The burned client on admission is drooling and having difficulty swallowing. What is the nurse’s best first action?
A. Assess level of consciousness and pupillary reactions.
B. Ask the client at what time food or liquid was last consumed.
C. Auscultate breath sounds over the trachea and mainstem bronchi.
D. Measure abdominal girth and auscultate bowel sounds in all four quadrants.
Correct Answer: C. Auscultate breath sounds over the trachea and mainstem bronchi.
Difficulty swallowing and drooling are indications of oropharyngeal edema and can precede pulmonary failure. The client’s airway is in severe jeopardy and intubation is highly likely to be needed shortly. Close physical examination of patients with inhalation injury can reveal signs of smoke inhalation, including facial burns, perioral burns, and singed nasal hairs. This warrants laryngoscopy and evidence of significant edema, blisters, or ulcerations should lead to consideration for intubation to stabilize the airway.

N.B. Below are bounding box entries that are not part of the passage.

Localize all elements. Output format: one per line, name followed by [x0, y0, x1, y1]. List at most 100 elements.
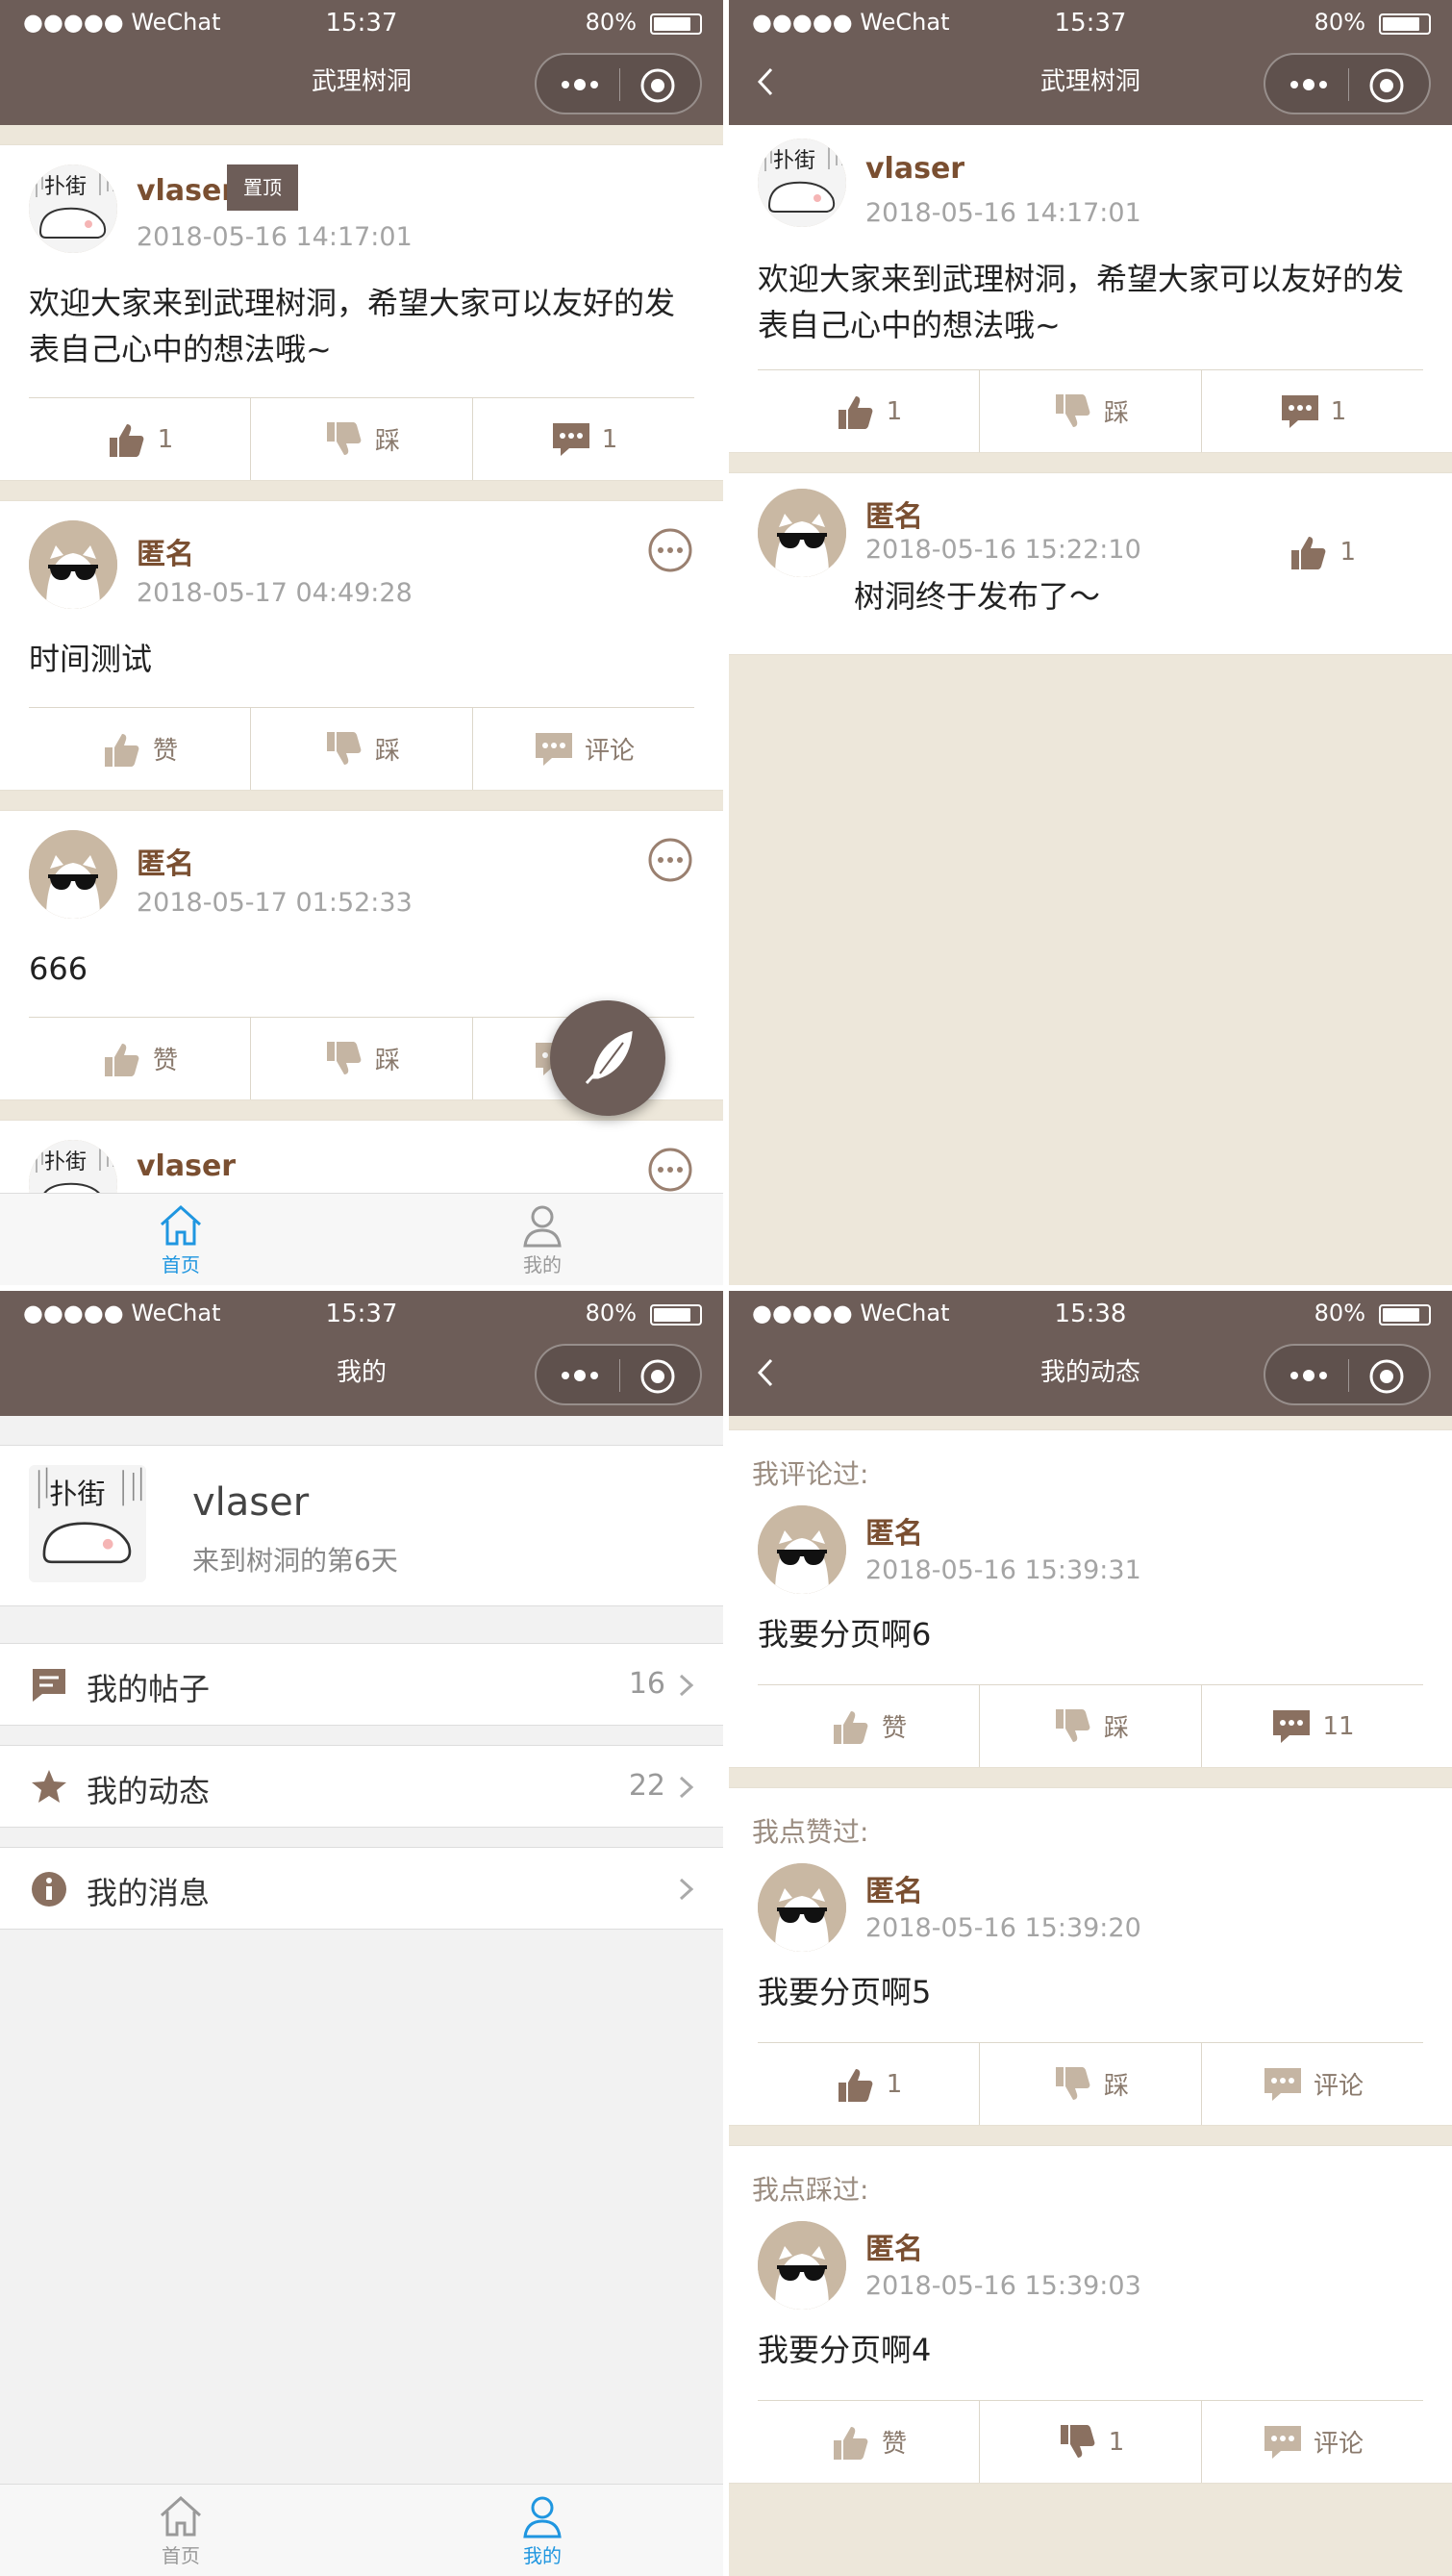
post-text: 666: [29, 950, 88, 987]
like-button[interactable]: 赞: [758, 1685, 979, 1767]
like-button[interactable]: 1: [29, 398, 250, 480]
more-options-icon[interactable]: [646, 1146, 694, 1194]
more-dots-icon[interactable]: [556, 68, 604, 101]
post-author: 匿名: [865, 1875, 923, 1908]
like-button[interactable]: 赞: [29, 708, 250, 790]
post-author: 匿名: [865, 2233, 923, 2266]
tab-home[interactable]: 首页: [123, 2490, 238, 2568]
comment-button[interactable]: 评论: [1201, 2401, 1423, 2483]
avatar: [29, 164, 117, 253]
reply-like-count: 1: [1339, 538, 1356, 567]
more-dots-icon[interactable]: [1285, 68, 1333, 101]
activity-card[interactable]: 我评论过: 匿名 2018-05-16 15:39:31 我要分页啊6 赞 踩 …: [729, 1429, 1452, 1768]
thumb-up-icon: [106, 420, 148, 459]
menu-my-messages[interactable]: 我的消息: [0, 1847, 723, 1930]
more-options-icon[interactable]: [646, 836, 694, 884]
tab-mine[interactable]: 我的: [485, 2490, 600, 2568]
dislike-label: 踩: [374, 737, 400, 766]
post-actions: 赞 踩 评论: [29, 707, 694, 790]
activity-card[interactable]: 我点赞过: 匿名 2018-05-16 15:39:20 我要分页啊5 1 踩 …: [729, 1787, 1452, 2126]
post-card[interactable]: vlaser 置顶 2018-05-16 14:17:01 欢迎大家来到武理树洞…: [0, 144, 723, 481]
avatar: [29, 520, 117, 609]
menu-my-activity[interactable]: 我的动态 22: [0, 1745, 723, 1828]
like-label: 赞: [881, 1714, 907, 1743]
nav-header: ●●●●● WeChat 15:37 80% 武理树洞: [0, 0, 723, 125]
new-post-button[interactable]: [550, 1000, 665, 1116]
capsule-menu[interactable]: [1264, 53, 1431, 114]
section-label: 我点赞过:: [752, 1816, 869, 1848]
profile-days: 来到树洞的第6天: [192, 1545, 398, 1577]
like-label: 赞: [152, 737, 178, 766]
user-icon: [523, 2496, 562, 2538]
thumb-up-icon: [830, 1707, 872, 1746]
tab-home[interactable]: 首页: [123, 1200, 238, 1277]
comment-button[interactable]: 评论: [472, 708, 694, 790]
dislike-button[interactable]: 踩: [979, 2043, 1201, 2125]
like-button[interactable]: 1: [758, 370, 979, 452]
battery-icon: [650, 13, 702, 35]
pinned-badge: 置顶: [227, 164, 298, 211]
more-options-icon[interactable]: [646, 526, 694, 574]
comment-icon: [1279, 392, 1321, 431]
battery-percent: 80%: [1314, 9, 1365, 36]
dislike-button[interactable]: 1: [979, 2401, 1201, 2483]
capsule-menu[interactable]: [1264, 1344, 1431, 1405]
capsule-menu[interactable]: [535, 1344, 702, 1405]
dislike-button[interactable]: 踩: [250, 398, 472, 480]
comment-button[interactable]: 1: [472, 398, 694, 480]
menu-label: 我的消息: [87, 1875, 211, 1911]
post-author: vlaser: [865, 152, 965, 186]
post-author: vlaser: [137, 174, 237, 208]
activity-list[interactable]: 我评论过: 匿名 2018-05-16 15:39:31 我要分页啊6 赞 踩 …: [729, 1416, 1452, 2576]
reply-card[interactable]: 匿名 2018-05-16 15:22:10 树洞终于发布了～ 1: [729, 472, 1452, 655]
like-button[interactable]: 1: [758, 2043, 979, 2125]
close-miniprogram-icon[interactable]: [638, 1357, 677, 1396]
nav-header: ●●●●● WeChat 15:38 80% 我的动态: [729, 1291, 1452, 1416]
like-button[interactable]: 赞: [758, 2401, 979, 2483]
post-time: 2018-05-16 15:39:20: [865, 1913, 1141, 1943]
dislike-button[interactable]: 踩: [979, 370, 1201, 452]
menu-count: 22: [628, 1769, 665, 1803]
thumb-down-icon: [323, 420, 365, 459]
comment-button[interactable]: 11: [1201, 1685, 1423, 1767]
post-card[interactable]: 匿名 2018-05-17 04:49:28 时间测试 赞 踩 评论: [0, 500, 723, 791]
more-dots-icon[interactable]: [556, 1359, 604, 1392]
dislike-button[interactable]: 踩: [250, 708, 472, 790]
comment-button[interactable]: 评论: [1201, 2043, 1423, 2125]
detail-content[interactable]: vlaser 2018-05-16 14:17:01 欢迎大家来到武理树洞，希望…: [729, 125, 1452, 1285]
dislike-button[interactable]: 踩: [250, 1018, 472, 1099]
chevron-right-icon: [679, 1878, 694, 1901]
tab-mine[interactable]: 我的: [485, 1200, 600, 1277]
menu-my-posts[interactable]: 我的帖子 16: [0, 1643, 723, 1726]
thumb-down-icon: [1057, 2423, 1099, 2462]
comment-label: 评论: [584, 737, 635, 766]
section-label: 我评论过:: [752, 1458, 869, 1490]
close-miniprogram-icon[interactable]: [1367, 1357, 1406, 1396]
like-button[interactable]: 赞: [29, 1018, 250, 1099]
section-label: 我点踩过:: [752, 2174, 869, 2206]
post-author: 匿名: [137, 847, 194, 881]
close-miniprogram-icon[interactable]: [1367, 66, 1406, 105]
nav-header: ●●●●● WeChat 15:37 80% 武理树洞: [729, 0, 1452, 125]
profile-card[interactable]: vlaser 来到树洞的第6天: [0, 1445, 723, 1606]
more-dots-icon[interactable]: [1285, 1359, 1333, 1392]
dislike-button[interactable]: 踩: [979, 1685, 1201, 1767]
reply-like-button[interactable]: 1: [1288, 533, 1356, 571]
post-text: 时间测试: [29, 641, 153, 677]
capsule-menu[interactable]: [535, 53, 702, 114]
post-actions: 赞 1 评论: [758, 2400, 1423, 2483]
battery-percent: 80%: [585, 1300, 637, 1326]
comment-icon: [533, 730, 575, 769]
reply-time: 2018-05-16 15:22:10: [865, 535, 1141, 565]
post-actions: 1 踩 1: [758, 369, 1423, 452]
post-time: 2018-05-16 14:17:01: [137, 222, 413, 252]
activity-card[interactable]: 我点踩过: 匿名 2018-05-16 15:39:03 我要分页啊4 赞 1 …: [729, 2145, 1452, 2484]
thumb-up-icon: [830, 2423, 872, 2462]
comment-button[interactable]: 1: [1201, 370, 1423, 452]
post-time: 2018-05-16 14:17:01: [865, 198, 1141, 228]
avatar: [758, 1863, 846, 1952]
battery-percent: 80%: [585, 9, 637, 36]
thumb-down-icon: [323, 1040, 365, 1078]
close-miniprogram-icon[interactable]: [638, 66, 677, 105]
avatar: [758, 1505, 846, 1594]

Option A: Neurovascular assessment may be done after establishing a patent airway. Inhalation of smoke also leads to the absorption of many toxins in the blood, including carbon monoxide and cyanide, thereby causing the entire body to be affected, and making inhalational injury a systemic insult.
Option B: History taking can be done after the patient has been deemed stable. It is well known that rapid diagnosis and treatment are key when it comes to inhalational burns, as acute complications, which sometimes go unnoticed, are the reason behind long-term sequels and the high mortality rate seen with this type of injury.
Option D: GI assessment is not a priority. Edema of the oral mucosa and/or the trachea can develop within 0.5 hours of the time of injury and can progress to mucosal necrosis within 12-24 hours. Supraglottic injury, swelling, and resulting obstruction of the airway occur more commonly in children due to the smaller size of the trachea, and relatively large epiglottis.